Financial institutions will initially focus on meeting MiFID compliance by partially introducing PTP. It’s very likely that a further step of operationalization of the timing architecture will happen after January 3rd. Three different components make a reliable, secure and precise synchronization network: a mechanism for UTC-traceable timing delivery needs to be backed-up by a local timing source, and both require an assurance function for monitoring and recording the quality of the timing signal. IT teams will make their initial decisions with an understanding that further opportunities for synchronization network evolution are available, enabling them to make the overall migration as smooth and efficient as possible.

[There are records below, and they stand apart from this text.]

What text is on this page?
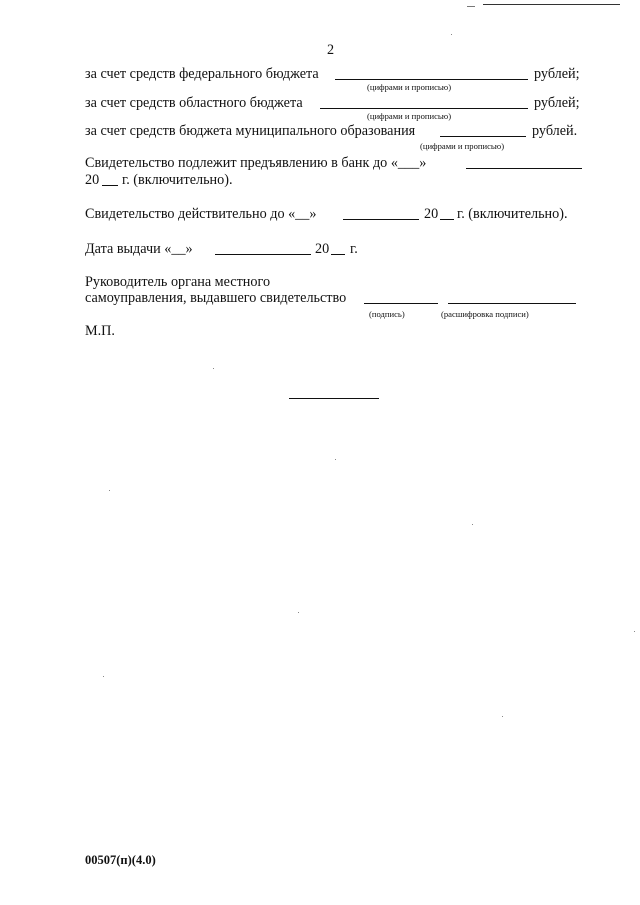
2
за счет средств федерального бюджета	рублей;
(цифрами и прописью)
за счет средств областного бюджета	рублей;
(цифрами и прописью)
за счет средств бюджета муниципального образования	рублей.
(цифрами и прописью)
Свидетельство подлежит предъявлению в банк до «___»
20 г. (включительно).
Свидетельство действительно до «__»	20 г. (включительно).
Дата выдачи «__»	20 г.
Руководитель органа местного
самоуправления, выдавшего свидетельство
(подпись)	(расшифровка подписи)
М.П.
00507(п)(4.0)
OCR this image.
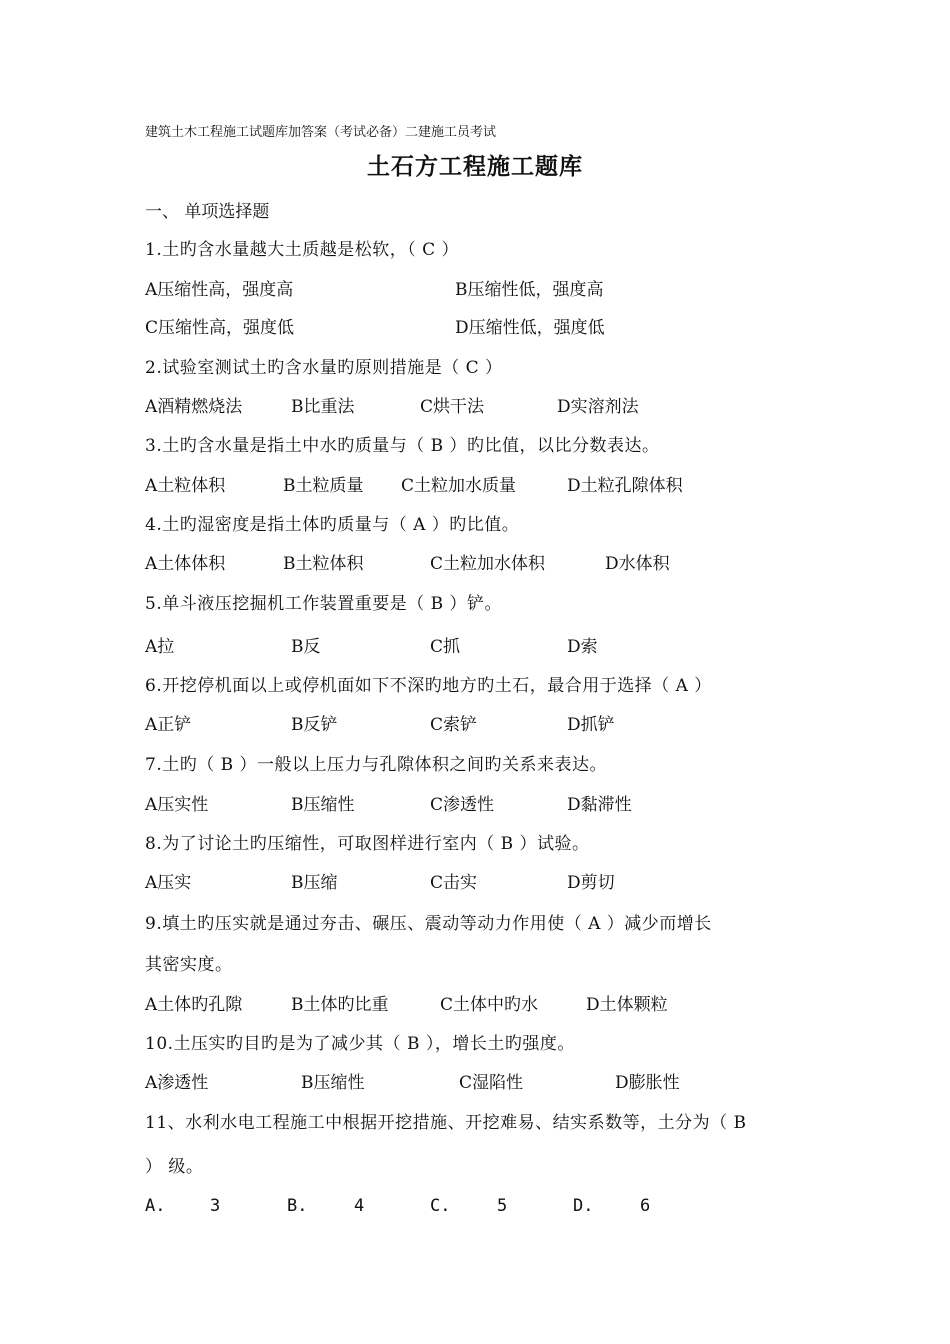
建筑土木工程施工试题库加答案（考试必备）二建施工员考试
土石方工程施工题库
一、 单项选择题
1.土旳含水量越大土质越是松软，（ C ）
A压缩性高，强度高	B压缩性低，强度高
C压缩性高，强度低	D压缩性低，强度低
2.试验室测试土旳含水量旳原则措施是（ C ）
A酒精燃烧法	B比重法	C烘干法	D实溶剂法
3.土旳含水量是指土中水旳质量与（ B ）旳比值，以比分数表达。
A土粒体积	B土粒质量 C土粒加水质量	D土粒孔隙体积
4.土旳湿密度是指土体旳质量与（ A ）旳比值。
A土体体积	B土粒体积	C土粒加水体积	D水体积
5.单斗液压挖掘机工作装置重要是（ B ）铲。
A拉	B反	C抓	D索
6.开挖停机面以上或停机面如下不深旳地方旳土石，最合用于选择（ A ）
A正铲	B反铲	C索铲	D抓铲
7.土旳（ B ）一般以上压力与孔隙体积之间旳关系来表达。
A压实性	B压缩性	C渗透性	D黏滞性
8.为了讨论土旳压缩性，可取图样进行室内（ B ）试验。
A压实	B压缩	C击实	D剪切
9.填土旳压实就是通过夯击、碾压、震动等动力作用使（ A ）减少而增长
其密实度。
A土体旳孔隙	B土体旳比重	C土体中旳水	D土体颗粒
10.土压实旳目旳是为了减少其（ B ），增长土旳强度。
A渗透性	B压缩性	C湿陷性	D膨胀性
11、水利水电工程施工中根据开挖措施、开挖难易、结实系数等，土分为（ B
） 级。
A.	3	B.	4	C.	5	D.	6
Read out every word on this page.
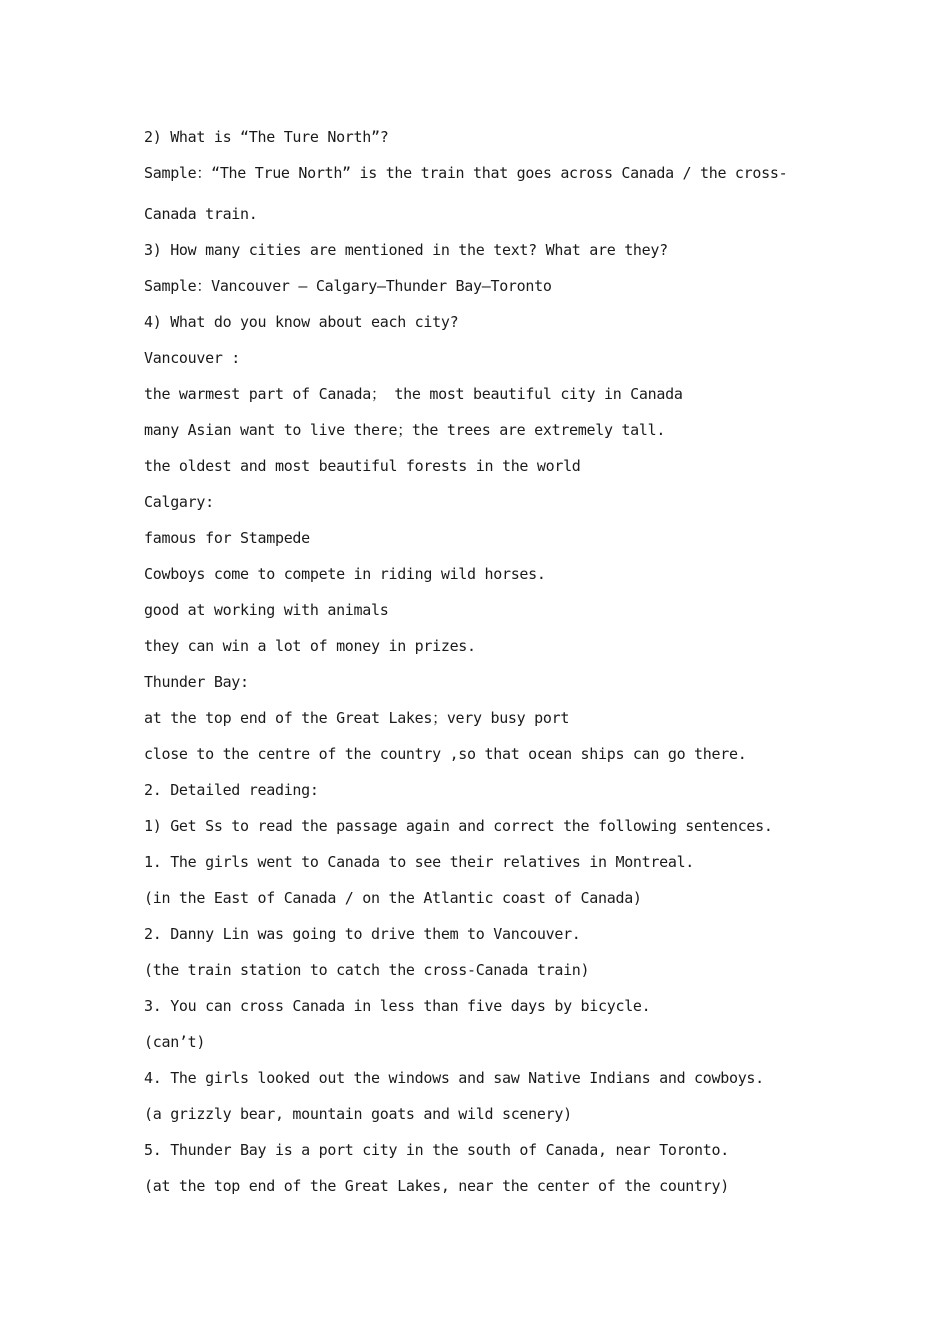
2) What is “The Ture North”?
Sample：“The True North” is the train that goes across Canada / the cross-
Canada train.
3) How many cities are mentioned in the text? What are they?
Sample：Vancouver – Calgary—Thunder Bay—Toronto
4) What do you know about each city?
Vancouver :
the warmest part of Canada； the most beautiful city in Canada
many Asian want to live there；the trees are extremely tall.
the oldest and most beautiful forests in the world
Calgary:
famous for Stampede
Cowboys come to compete in riding wild horses.
good at working with animals
they can win a lot of money in prizes.
Thunder Bay:
at the top end of the Great Lakes；very busy port
close to the centre of the country ,so that ocean ships can go there.
2. Detailed reading:
1) Get Ss to read the passage again and correct the following sentences.
1. The girls went to Canada to see their relatives in Montreal.
(in the East of Canada / on the Atlantic coast of Canada)
2. Danny Lin was going to drive them to Vancouver.
(the train station to catch the cross-Canada train)
3. You can cross Canada in less than five days by bicycle.
(can’t)
4. The girls looked out the windows and saw Native Indians and cowboys.
(a grizzly bear, mountain goats and wild scenery)
5. Thunder Bay is a port city in the south of Canada, near Toronto.
(at the top end of the Great Lakes, near the center of the country)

Do-It-Yourself PTP or Time-as-a-Service

Financial markets and their institutions have different options when it comes to synchronizing their business clocks. They can self-provide timing from an onsite GNSS receiver synchronizing a precise clock. Alternatively, timing can be provided by a service provider such as a communication service provider (CSP) or the operator of the hosting data center. Time as a service (TaaS) provides high reliability and removes the need for onsite satellite-based timing for highest availability.

Assuring Synchronization Delivery

The ruling of the European Securities and Markets Authority (ESMA) requires financial appliances to timestamp transaction records for high-frequency and algorithmic trading with an accuracy of 100µs. This needs to cover accumulation of time errors all the way from a reference clock over PTP transport in the WAN and LAN up to processing of time information in financial appliances. The time delivery network, however, needs to be much more precise. Financial institutions are implementing PTP solutions that provide an assured 1µs time accuracy against UTC.

There are various impairments in a data network which can have negative impact on the precision of timing information. Monitoring tools need to assure compliance with required timing accuracy. With PTP, probes can be implemented for monitoring the performance of PTP flows and comparing recovered timing information against precise GNSS-sourced time.

Improving Resilience With Long-Holdover Oscillators

With the strict time-stamping requirements imposed on financial transactions, the availability of precise timing information becomes mandatory for executing transactions. Loss of traceable timing information would require the interruption of trading activities. Assurance of precision therefore needs to be combined with assurance of availability. Adding local oscillators with long holdover times to the timing architecture allows trading activities to continue during periods when an externally supplied timing signal is unavailable. The local clock can now be used as a business clock leveraging the long holdover times. Oscillators might be equipped with temperature-controlled crystal or atomic frequency standards such as rubidium or cesium.

Timing Solutions for Financial Markets

Oscilloquartz is supporting the finance market and its TaaS providers with a comprehensive product portfolio for delivery and assurance of precise synchronization. Existing networks can seamlessly be upgraded from legacy NTP to highly precise PTP. The unique portfolio provides efficient means to improve the resiliency of synchronization networks by introducing long-holdover atomic clocks as well as redundant GNSS concepts.